Com o passar do tempo, como disse Marcel Proust, tudo que é mentira vira verdade. Só que, na atualidade, o tempo passa rápido demais. E quando vamos checar se era mentira o que virou verdade, seus efeitos já se tornaram irreversíveis.


O escritor Contardo Calligaris aponta que, no âmbito das redes sociais, devemos lutar pela existência de limites claros entre a liberdade de expressão e a ocorrência de ameaças. Concordo. O problema é que, muitas vezes, não sabemos reconhecer a verdade antes mesmo de ela se tornar ou não uma ameaça.

O Facebook anunciou sete iniciativas para tratar do tema. Entre elas, o desenvolvimento de sistemas mais eficientes de detecção de notícias falsas, estabelecendo-se mecanismos de checagem, a fim de tornar mais fácil a denúncia de sua existência. É um começo.

Apela-se, inclusive, para a criação do que alguns chamam de programas de alfabetização midiática. Outros demandam a criação de selos de garantia de autenticidade de notícia. Ambas as iniciativas são bem-vindas e devem ser implementadas. Mas são apenas paliativas.

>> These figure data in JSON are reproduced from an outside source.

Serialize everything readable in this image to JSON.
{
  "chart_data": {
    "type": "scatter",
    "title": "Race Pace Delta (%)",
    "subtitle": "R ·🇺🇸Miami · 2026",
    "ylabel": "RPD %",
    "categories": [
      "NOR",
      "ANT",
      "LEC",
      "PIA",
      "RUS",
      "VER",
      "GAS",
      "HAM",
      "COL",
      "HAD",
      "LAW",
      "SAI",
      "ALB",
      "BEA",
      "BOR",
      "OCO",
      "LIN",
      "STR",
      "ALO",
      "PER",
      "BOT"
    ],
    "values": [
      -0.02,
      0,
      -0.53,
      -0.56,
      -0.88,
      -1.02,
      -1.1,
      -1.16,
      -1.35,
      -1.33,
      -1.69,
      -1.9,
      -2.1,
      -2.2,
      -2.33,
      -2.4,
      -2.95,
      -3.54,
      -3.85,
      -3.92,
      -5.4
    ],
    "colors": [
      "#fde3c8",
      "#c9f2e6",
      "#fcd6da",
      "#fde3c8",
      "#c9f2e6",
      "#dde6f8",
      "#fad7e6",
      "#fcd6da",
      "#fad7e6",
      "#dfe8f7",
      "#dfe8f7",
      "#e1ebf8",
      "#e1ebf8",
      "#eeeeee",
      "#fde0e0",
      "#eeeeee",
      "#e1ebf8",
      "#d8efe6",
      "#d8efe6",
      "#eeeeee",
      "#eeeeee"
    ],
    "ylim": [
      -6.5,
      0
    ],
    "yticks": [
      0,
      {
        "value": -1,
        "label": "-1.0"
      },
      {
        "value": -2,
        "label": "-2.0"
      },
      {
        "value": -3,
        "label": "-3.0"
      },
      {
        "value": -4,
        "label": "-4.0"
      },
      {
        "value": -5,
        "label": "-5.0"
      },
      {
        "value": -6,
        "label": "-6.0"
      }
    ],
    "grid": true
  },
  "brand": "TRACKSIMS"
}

Infelizmente, as iniciativas, de modo geral, são fadadas ao fracasso. Em especial em países como o Brasil. Se o caso é grave nos Estados Unidos, imaginem aqui. A raiz do problema está no ambiente cultural em que vivemos. Nos Estados Unidos, apesar de graves problemas, a educação ainda é muito melhor do que no Brasil.

Aqui, muitas vezes, não há a mínima preocupação com a produção de conteúdos de qualidade nem com a criação de uma atitude mais reflexiva sobre como navegar no mundo do noticiário intenso. Na verdade, não sabemos como lidar com o problema. E podemos cair em soluções antigas e autoritárias, por exemplo, ao optar pelo bloqueio de sites ou ao promover conteúdos ideologicamente contaminados.

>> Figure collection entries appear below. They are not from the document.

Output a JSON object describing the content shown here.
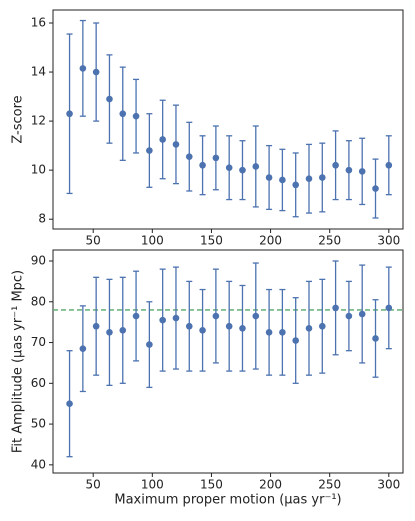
{
  "chart_data": [
    {
      "type": "errorbar",
      "ylabel": "Z-score",
      "color": "#4c72b0",
      "x": [
        30,
        41.25,
        52.5,
        63.75,
        75,
        86.25,
        97.5,
        108.75,
        120,
        131.25,
        142.5,
        153.75,
        165,
        176.25,
        187.5,
        198.75,
        210,
        221.25,
        232.5,
        243.75,
        255,
        266.25,
        277.5,
        288.75,
        300
      ],
      "values": [
        12.3,
        14.15,
        14.0,
        12.9,
        12.3,
        12.2,
        10.8,
        11.25,
        11.05,
        10.55,
        10.2,
        10.5,
        10.1,
        10.0,
        10.15,
        9.7,
        9.6,
        9.4,
        9.65,
        9.7,
        10.2,
        10.0,
        9.95,
        9.25,
        10.2
      ],
      "errors": [
        3.25,
        1.95,
        2.0,
        1.8,
        1.9,
        1.5,
        1.5,
        1.6,
        1.6,
        1.4,
        1.2,
        1.3,
        1.3,
        1.2,
        1.65,
        1.3,
        1.25,
        1.3,
        1.4,
        1.4,
        1.4,
        1.2,
        1.35,
        1.2,
        1.2
      ],
      "xlim": [
        16,
        312
      ],
      "xticks": [
        50,
        100,
        150,
        200,
        250,
        300
      ],
      "ylim": [
        7.6,
        16.53
      ],
      "yticks": [
        8,
        10,
        12,
        14,
        16
      ]
    },
    {
      "type": "errorbar",
      "ylabel": "Fit Amplitude (μas yr⁻¹ Mpc)",
      "xlabel": "Maximum proper motion (μas yr⁻¹)",
      "color": "#4c72b0",
      "x": [
        30,
        41.25,
        52.5,
        63.75,
        75,
        86.25,
        97.5,
        108.75,
        120,
        131.25,
        142.5,
        153.75,
        165,
        176.25,
        187.5,
        198.75,
        210,
        221.25,
        232.5,
        243.75,
        255,
        266.25,
        277.5,
        288.75,
        300
      ],
      "values": [
        55,
        68.5,
        74,
        72.5,
        73,
        76.5,
        69.5,
        75.5,
        76,
        74,
        73,
        76.5,
        74,
        73.5,
        76.5,
        72.5,
        72.5,
        70.5,
        73.5,
        74,
        78.5,
        76.5,
        77,
        71,
        78.5
      ],
      "errors": [
        13,
        10.5,
        12,
        13,
        13,
        11,
        10.5,
        12.5,
        12.5,
        11,
        10,
        11.5,
        11,
        10.5,
        13,
        10.5,
        10.5,
        10.5,
        11.5,
        11.5,
        11.5,
        8.5,
        12,
        9.5,
        10
      ],
      "reference_line": {
        "value": 78,
        "color": "#55a868"
      },
      "xlim": [
        16,
        312
      ],
      "xticks": [
        50,
        100,
        150,
        200,
        250,
        300
      ],
      "ylim": [
        38,
        92.7
      ],
      "yticks": [
        40,
        50,
        60,
        70,
        80,
        90
      ]
    }
  ]
}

Ao passar pelo aeroporto internacional de Porto Seguro, na Bahia, reparei que não existia mais uma antiga banca de jornal e uma livraria que estavam à disposição dos passageiros. Pensei comigo: será essa a medida do valor da cultura em nosso país? Uma banca de revistas e jornais não pode ser viável em um aeroporto que recebe voos diários de São Paulo, Belo Horizonte, Brasília e Salvador, além de voos internacionais na alta temporada?

Ainda nessa linha, uns amigos nostálgicos levantaram dois fatos incontestáveis. Primeiro: a maior parte do repertório do programa The Voice Brasil é de músicas antigas. Somente aqui e ali aparece uma música nova e quase sempre de qualidade sofrível. Segundo: é risível a comparação entre a lista das músicas mais ouvidas em 2016 e em 1983. A lista de 1983 continha extravios naturais do gosto popular, mas incluía doses relevantes de Lulu Santos, Fagner, Tim Maia, Police, Maria Bethânia, Billy Preston, entre outros. Já a de 2016…

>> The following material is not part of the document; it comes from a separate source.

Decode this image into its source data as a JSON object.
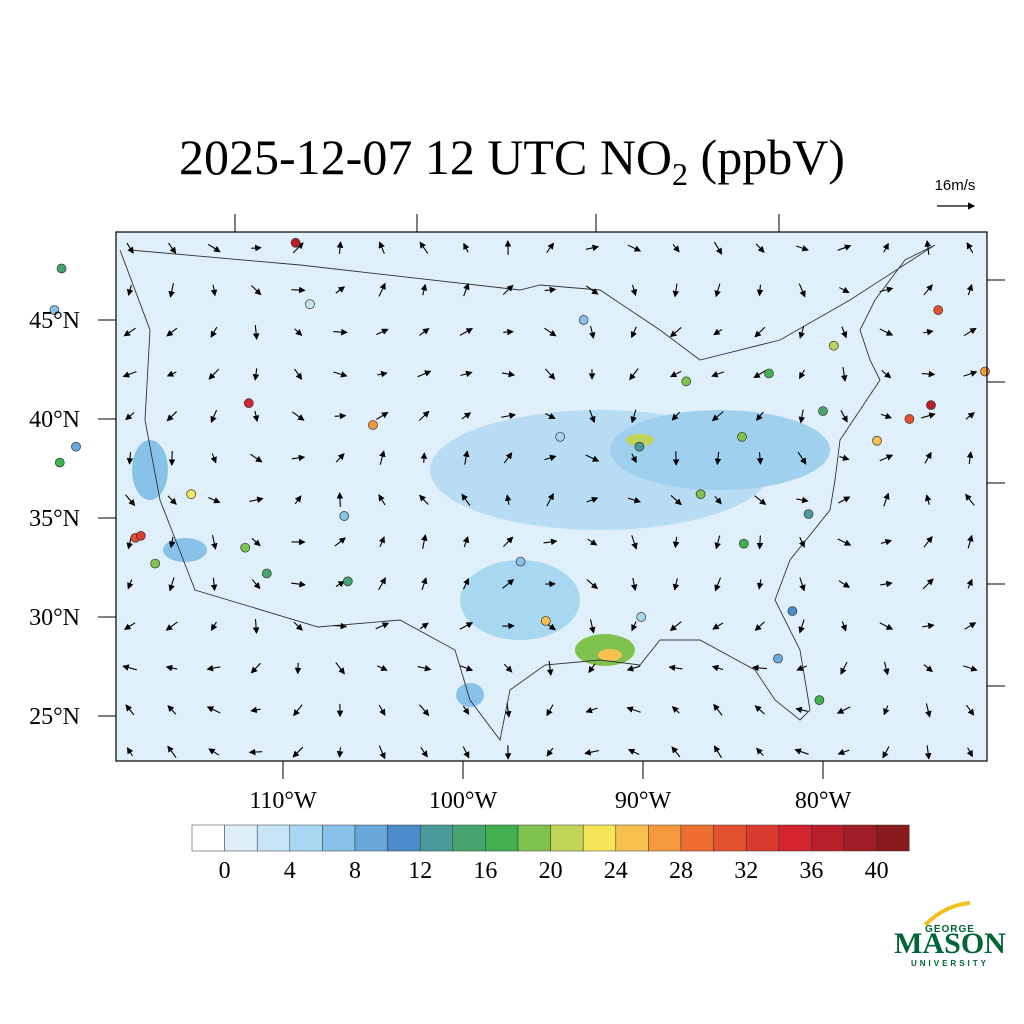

O nosso déficit educacional e cultural é o obstáculo mais grave, entre todos os outros, para lidarmos com o admirável mundo novo. Isso porque pulamos do analfabetismo para a internet direto, sem construir uma base cultural sólida. Como criar uma população alfabetizada midiaticamente, que saiba discernir a verdade da mentira a tempo de impedir que ocorram manipulações? Não será fácil.